As you know, I recently got an iPad finally. I love it. I really love it(yes, I feel like a commercial). But, as with many fancy devices, there is always something that we want a little more of. In the case of the iPad, it's shortcomings are standing out more now since newer tablets such as the Samsung Galaxy Tab have hit the market. The below post from our friend Sarah outlines a few pros and cons of the iPad. I agree with her on all points. To the Con list, I would add that there is no microSD slot. Although it is available in 2 size flavors, the 16gb and the 32gb, it would be nice to easily be able to add space as needed.
If you label yourself a technophile, you have likely already ogled the iPad, which has now been available for purchase for several months. You have no doubt read the reviews, checked out a friend’s, or at least tooled around on one in the Apple store. But perhaps the attendant price tag (anywhere from $500 to $800+) has left you wondering if Apple’s latest iDevice is really all that. You don’t want to drop that kind of cash unless you’re sure it can deliver everything you want (after all, for the same price you could get a decent laptop or a pretty nice desktop). And while there is plenty to love about this handy tablet, there are also a few drawbacks that could prompt you to hold out for the next iteration. Here are just a few pros and cons to consider before you shell out beaucoup bucks for the iPad.
- eReader. This tablet was originally a response to the popularity of the Kindle. As an eReader, it boasts a decently-sized screen, a touch-pad (for easy page-turning/scrolling), and access to the iTunes store for an ever-growing catalog of iBooks. Kindle may remain at the top of the heap when it comes to eReaders (let’s face it: they’re a lot cheaper and currently have a better selection of texts), but Apple is sure to give them a run for their money over time.
- Other programs. Pretty much anything you can get on your iPod or iPhone can also be had on your iPad. You can connect to the internet, check your email, and download anything from iTunes (music, movies, games, etc.).
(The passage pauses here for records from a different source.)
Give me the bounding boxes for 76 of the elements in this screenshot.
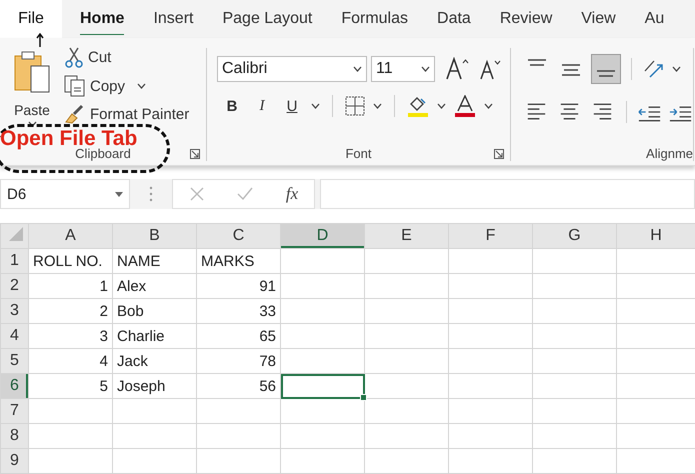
fill-color-icon[interactable] (407, 95, 429, 117)
ribbon-tab[interactable]: View (581, 0, 616, 38)
table-cell: 78 (196, 348, 280, 374)
row-header[interactable]: 6 (0, 374, 28, 398)
row-header[interactable]: 4 (0, 324, 28, 348)
row-header[interactable]: 5 (0, 348, 28, 374)
group-label: Alignme (646, 146, 693, 161)
font-size-field[interactable]: 11 (371, 56, 435, 82)
column-header[interactable]: B (112, 224, 196, 248)
table-cell: ROLL NO. (28, 248, 112, 274)
table-cell: MARKS (196, 248, 280, 274)
group-label: Clipboard (75, 146, 131, 161)
table-cell: 2 (28, 298, 112, 324)
cut-button[interactable]: Cut (62, 44, 192, 70)
underline-button[interactable]: U (281, 96, 303, 116)
bottom-align-icon[interactable] (591, 54, 621, 84)
table-cell: 3 (28, 324, 112, 348)
name-box[interactable]: D6 (0, 179, 130, 209)
row-header[interactable]: 1 (0, 248, 28, 274)
column-header[interactable]: H (616, 224, 695, 248)
paste-button[interactable]: Paste (2, 48, 62, 129)
table-cell: Alex (112, 274, 196, 298)
column-header[interactable]: D (280, 224, 364, 248)
row-header[interactable]: 9 (0, 448, 28, 474)
column-header[interactable]: C (196, 224, 280, 248)
ribbon-tab[interactable]: Data (437, 0, 471, 38)
decrease-font-size-icon[interactable] (479, 58, 501, 80)
column-header[interactable]: G (532, 224, 616, 248)
check-icon[interactable] (236, 186, 254, 202)
increase-font-size-icon[interactable] (445, 57, 469, 81)
table-cell: 4 (28, 348, 112, 374)
formula-input[interactable] (320, 179, 695, 209)
table-cell: 33 (196, 298, 280, 324)
ribbon-tab[interactable]: Home (80, 0, 124, 38)
drag-handle-icon[interactable] (149, 186, 153, 202)
row-header[interactable]: 2 (0, 274, 28, 298)
table-cell: 91 (196, 274, 280, 298)
arrow-icon (36, 33, 44, 47)
column-header[interactable]: A (28, 224, 112, 248)
copy-button[interactable]: Copy (62, 73, 192, 99)
table-cell: 65 (196, 324, 280, 348)
column-header[interactable]: F (448, 224, 532, 248)
bold-button[interactable]: B (221, 96, 243, 116)
dialog-launcher-icon[interactable] (190, 149, 200, 159)
active-cell[interactable] (280, 374, 364, 398)
font-name-field[interactable]: Calibri (217, 56, 367, 82)
table-cell: Joseph (112, 374, 196, 398)
column-header[interactable]: E (364, 224, 448, 248)
row-header[interactable]: 7 (0, 398, 28, 424)
row-header[interactable]: 3 (0, 298, 28, 324)
paintbrush-icon (64, 104, 86, 124)
scissors-icon (64, 46, 84, 68)
group-label: Font (345, 146, 372, 161)
insert-function-button[interactable]: fx (286, 184, 298, 204)
dialog-launcher-icon[interactable] (494, 149, 504, 159)
table-cell: 5 (28, 374, 112, 398)
copy-icon (64, 75, 86, 97)
ribbon-tab[interactable]: Formulas (341, 0, 408, 38)
annotation-text: Open File Tab (0, 128, 138, 149)
font-color-icon[interactable] (454, 95, 476, 117)
ribbon-tab[interactable]: Review (500, 0, 552, 38)
table-cell: NAME (112, 248, 196, 274)
table-cell: Charlie (112, 324, 196, 348)
borders-icon[interactable] (345, 96, 365, 116)
dropdown-icon[interactable] (115, 192, 123, 196)
italic-button[interactable]: I (251, 96, 273, 116)
table-cell: Bob (112, 298, 196, 324)
format-painter-button[interactable]: Format Painter (62, 102, 192, 126)
ribbon-tab[interactable]: Page Layout (222, 0, 312, 38)
ribbon-tab[interactable]: File (0, 0, 62, 38)
table-cell: Jack (112, 348, 196, 374)
ribbon-tab[interactable]: Insert (153, 0, 194, 38)
table-cell: 1 (28, 274, 112, 298)
row-header[interactable]: 8 (0, 424, 28, 448)
table-cell: 56 (196, 374, 280, 398)
ribbon-tab[interactable]: Au (644, 0, 664, 38)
In short, it’s an all-in-one portable entertainment center. Plus it’s slim, lightweight, and easily fits into any tote or backpack. That kind of ease and accessibility is hard to beat.
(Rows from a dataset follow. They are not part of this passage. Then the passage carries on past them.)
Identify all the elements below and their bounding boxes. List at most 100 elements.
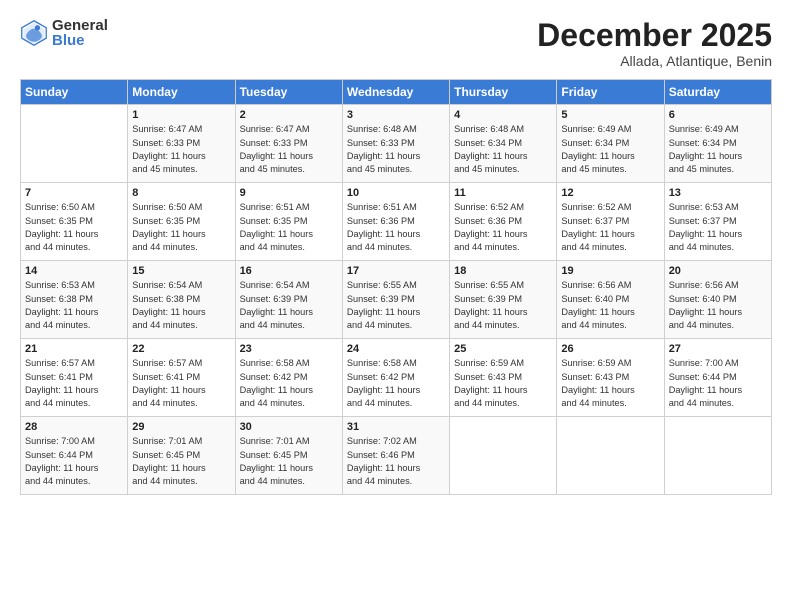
day-number: 26: [561, 343, 659, 355]
day-cell: 12 Sunrise: 6:52 AMSunset: 6:37 PMDayligh…: [557, 183, 664, 261]
day-info: Sunrise: 6:50 AMSunset: 6:35 PMDaylight:…: [132, 201, 230, 254]
day-info: Sunrise: 6:55 AMSunset: 6:39 PMDaylight:…: [347, 279, 445, 332]
day-number: 12: [561, 187, 659, 199]
day-cell: 27Sunrise: 7:00 AMSunset: 6:44 PMDayligh…: [664, 339, 771, 417]
day-cell: 25Sunrise: 6:59 AMSunset: 6:43 PMDayligh…: [450, 339, 557, 417]
day-number: 21: [25, 343, 123, 355]
header-row: SundayMondayTuesdayWednesdayThursdayFrid…: [21, 80, 772, 105]
day-number: 18: [454, 265, 552, 277]
day-number: 20: [669, 265, 767, 277]
day-number: 23: [240, 343, 338, 355]
header: General Blue December 2025 Allada, Atlan…: [20, 18, 772, 69]
day-cell: 20 Sunrise: 6:56 AMSunset: 6:40 PMDayligh…: [664, 261, 771, 339]
day-number: 30: [240, 421, 338, 433]
day-cell: 4Sunrise: 6:48 AMSunset: 6:34 PMDaylight…: [450, 105, 557, 183]
day-number: 6: [669, 109, 767, 121]
day-number: 17: [347, 265, 445, 277]
header-cell-friday: Friday: [557, 80, 664, 105]
day-number: 2: [240, 109, 338, 121]
day-cell: [664, 417, 771, 495]
day-info: Sunrise: 6:56 AMSunset: 6:40 PMDaylight:…: [669, 279, 767, 332]
day-cell: 17 Sunrise: 6:55 AMSunset: 6:39 PMDayligh…: [342, 261, 449, 339]
day-cell: 5 Sunrise: 6:49 AMSunset: 6:34 PMDaylight…: [557, 105, 664, 183]
day-info: Sunrise: 6:52 AMSunset: 6:36 PMDaylight:…: [454, 201, 552, 254]
day-cell: 6 Sunrise: 6:49 AMSunset: 6:34 PMDaylight…: [664, 105, 771, 183]
day-number: 15: [132, 265, 230, 277]
day-info: Sunrise: 6:57 AMSunset: 6:41 PMDaylight:…: [132, 357, 230, 410]
day-number: 5: [561, 109, 659, 121]
header-cell-sunday: Sunday: [21, 80, 128, 105]
day-cell: 29 Sunrise: 7:01 AMSunset: 6:45 PMDayligh…: [128, 417, 235, 495]
day-info: Sunrise: 7:00 AMSunset: 6:44 PMDaylight:…: [25, 435, 123, 488]
day-cell: 30 Sunrise: 7:01 AMSunset: 6:45 PMDayligh…: [235, 417, 342, 495]
day-cell: 24Sunrise: 6:58 AMSunset: 6:42 PMDayligh…: [342, 339, 449, 417]
day-info: Sunrise: 6:47 AMSunset: 6:33 PMDaylight:…: [132, 123, 230, 176]
day-info: Sunrise: 6:49 AMSunset: 6:34 PMDaylight:…: [561, 123, 659, 176]
day-cell: 23 Sunrise: 6:58 AMSunset: 6:42 PMDayligh…: [235, 339, 342, 417]
day-info: Sunrise: 6:47 AMSunset: 6:33 PMDaylight:…: [240, 123, 338, 176]
title-block: December 2025 Allada, Atlantique, Benin: [537, 18, 772, 69]
day-info: Sunrise: 7:01 AMSunset: 6:45 PMDaylight:…: [240, 435, 338, 488]
day-info: Sunrise: 7:02 AMSunset: 6:46 PMDaylight:…: [347, 435, 445, 488]
day-cell: 2 Sunrise: 6:47 AMSunset: 6:33 PMDaylight…: [235, 105, 342, 183]
day-info: Sunrise: 6:55 AMSunset: 6:39 PMDaylight:…: [454, 279, 552, 332]
day-info: Sunrise: 6:50 AMSunset: 6:35 PMDaylight:…: [25, 201, 123, 254]
day-info: Sunrise: 6:54 AMSunset: 6:38 PMDaylight:…: [132, 279, 230, 332]
day-cell: 7 Sunrise: 6:50 AMSunset: 6:35 PMDaylight…: [21, 183, 128, 261]
day-info: Sunrise: 6:59 AMSunset: 6:43 PMDaylight:…: [561, 357, 659, 410]
logo: General Blue: [20, 18, 108, 48]
day-cell: 14Sunrise: 6:53 AMSunset: 6:38 PMDayligh…: [21, 261, 128, 339]
day-number: 22: [132, 343, 230, 355]
week-row-2: 7 Sunrise: 6:50 AMSunset: 6:35 PMDaylight…: [21, 183, 772, 261]
day-info: Sunrise: 6:48 AMSunset: 6:33 PMDaylight:…: [347, 123, 445, 176]
logo-general: General: [52, 18, 108, 33]
day-info: Sunrise: 6:51 AMSunset: 6:36 PMDaylight:…: [347, 201, 445, 254]
day-cell: 11 Sunrise: 6:52 AMSunset: 6:36 PMDayligh…: [450, 183, 557, 261]
day-number: 27: [669, 343, 767, 355]
day-info: Sunrise: 7:01 AMSunset: 6:45 PMDaylight:…: [132, 435, 230, 488]
day-number: 19: [561, 265, 659, 277]
day-cell: 9 Sunrise: 6:51 AMSunset: 6:35 PMDaylight…: [235, 183, 342, 261]
day-cell: [21, 105, 128, 183]
day-number: 8: [132, 187, 230, 199]
day-info: Sunrise: 6:56 AMSunset: 6:40 PMDaylight:…: [561, 279, 659, 332]
day-info: Sunrise: 6:58 AMSunset: 6:42 PMDaylight:…: [240, 357, 338, 410]
day-info: Sunrise: 6:54 AMSunset: 6:39 PMDaylight:…: [240, 279, 338, 332]
location: Allada, Atlantique, Benin: [537, 53, 772, 69]
day-info: Sunrise: 6:53 AMSunset: 6:38 PMDaylight:…: [25, 279, 123, 332]
day-info: Sunrise: 6:48 AMSunset: 6:34 PMDaylight:…: [454, 123, 552, 176]
day-info: Sunrise: 6:53 AMSunset: 6:37 PMDaylight:…: [669, 201, 767, 254]
day-number: 29: [132, 421, 230, 433]
day-number: 9: [240, 187, 338, 199]
header-cell-wednesday: Wednesday: [342, 80, 449, 105]
day-cell: 21 Sunrise: 6:57 AMSunset: 6:41 PMDayligh…: [21, 339, 128, 417]
day-number: 10: [347, 187, 445, 199]
day-cell: 10 Sunrise: 6:51 AMSunset: 6:36 PMDayligh…: [342, 183, 449, 261]
day-cell: 8 Sunrise: 6:50 AMSunset: 6:35 PMDaylight…: [128, 183, 235, 261]
header-cell-saturday: Saturday: [664, 80, 771, 105]
day-number: 25: [454, 343, 552, 355]
logo-icon: [20, 19, 48, 47]
month-title: December 2025: [537, 18, 772, 53]
day-number: 11: [454, 187, 552, 199]
week-row-1: 1Sunrise: 6:47 AMSunset: 6:33 PMDaylight…: [21, 105, 772, 183]
day-number: 7: [25, 187, 123, 199]
day-info: Sunrise: 6:57 AMSunset: 6:41 PMDaylight:…: [25, 357, 123, 410]
page: General Blue December 2025 Allada, Atlan…: [0, 0, 792, 612]
day-cell: 28Sunrise: 7:00 AMSunset: 6:44 PMDayligh…: [21, 417, 128, 495]
header-cell-tuesday: Tuesday: [235, 80, 342, 105]
day-info: Sunrise: 6:52 AMSunset: 6:37 PMDaylight:…: [561, 201, 659, 254]
day-cell: 19 Sunrise: 6:56 AMSunset: 6:40 PMDayligh…: [557, 261, 664, 339]
header-cell-thursday: Thursday: [450, 80, 557, 105]
day-cell: 3 Sunrise: 6:48 AMSunset: 6:33 PMDaylight…: [342, 105, 449, 183]
day-number: 13: [669, 187, 767, 199]
day-info: Sunrise: 6:58 AMSunset: 6:42 PMDaylight:…: [347, 357, 445, 410]
day-number: 16: [240, 265, 338, 277]
day-info: Sunrise: 6:49 AMSunset: 6:34 PMDaylight:…: [669, 123, 767, 176]
day-number: 3: [347, 109, 445, 121]
day-cell: 18 Sunrise: 6:55 AMSunset: 6:39 PMDayligh…: [450, 261, 557, 339]
day-cell: [450, 417, 557, 495]
day-info: Sunrise: 6:51 AMSunset: 6:35 PMDaylight:…: [240, 201, 338, 254]
day-cell: 26 Sunrise: 6:59 AMSunset: 6:43 PMDayligh…: [557, 339, 664, 417]
calendar-table: SundayMondayTuesdayWednesdayThursdayFrid…: [20, 79, 772, 495]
- Wi-Fi and 3G. You can limit yourself to Wi-Fi hotspots (within range of your wireless router, a local Starbucks, or one of the many devices that now creates a mobile hotspot), or you can pay a little more for the 3G network that allows you to get online from anywhere via AT&T. Unfortunately, this will cost you a monthly fee (like a cell phone), but can you really put a price tag on that kind of round-the-clock connectivity?
- No camera. The major gripe about this otherwise nifty gadget is that it lacks a webcam (no video chats, photos, etc.), likely because Apple didn’t have the software in place to go with it (they have since released FaceTime for live video chats). Rumors abound that upcoming versions will sport the addition of this overlooked essential, but if you can’t do without the camera, you’re simply going to have to wait it out.
- No USB. Another rumored addition that has been a long time coming, this key piece of hardware would allow users more control over how they utilize their device (while limiting Apple’s control of compatible products, a position they clearly haven’t been keen to take as of yet). But again, the inclusion of a USB port is just a rumor, so we’ll have to wait to see if it comes to fruition.
- Price point. No joke, the price on this gadget has given many pause. Considering the benefits of toting an iPhone (smaller and with more functionality, except for the eReader), there doesn’t seem to be a lot of reason to go for the bulkier iDevice. Honestly, between an iPhone and a Kindle, you can get everything the iPad has to offer (and more) for less than even the cheapest iPad. This has been a major drawback for many who like the novelty of the iPad, but prefer a more sensible and cost-effective option.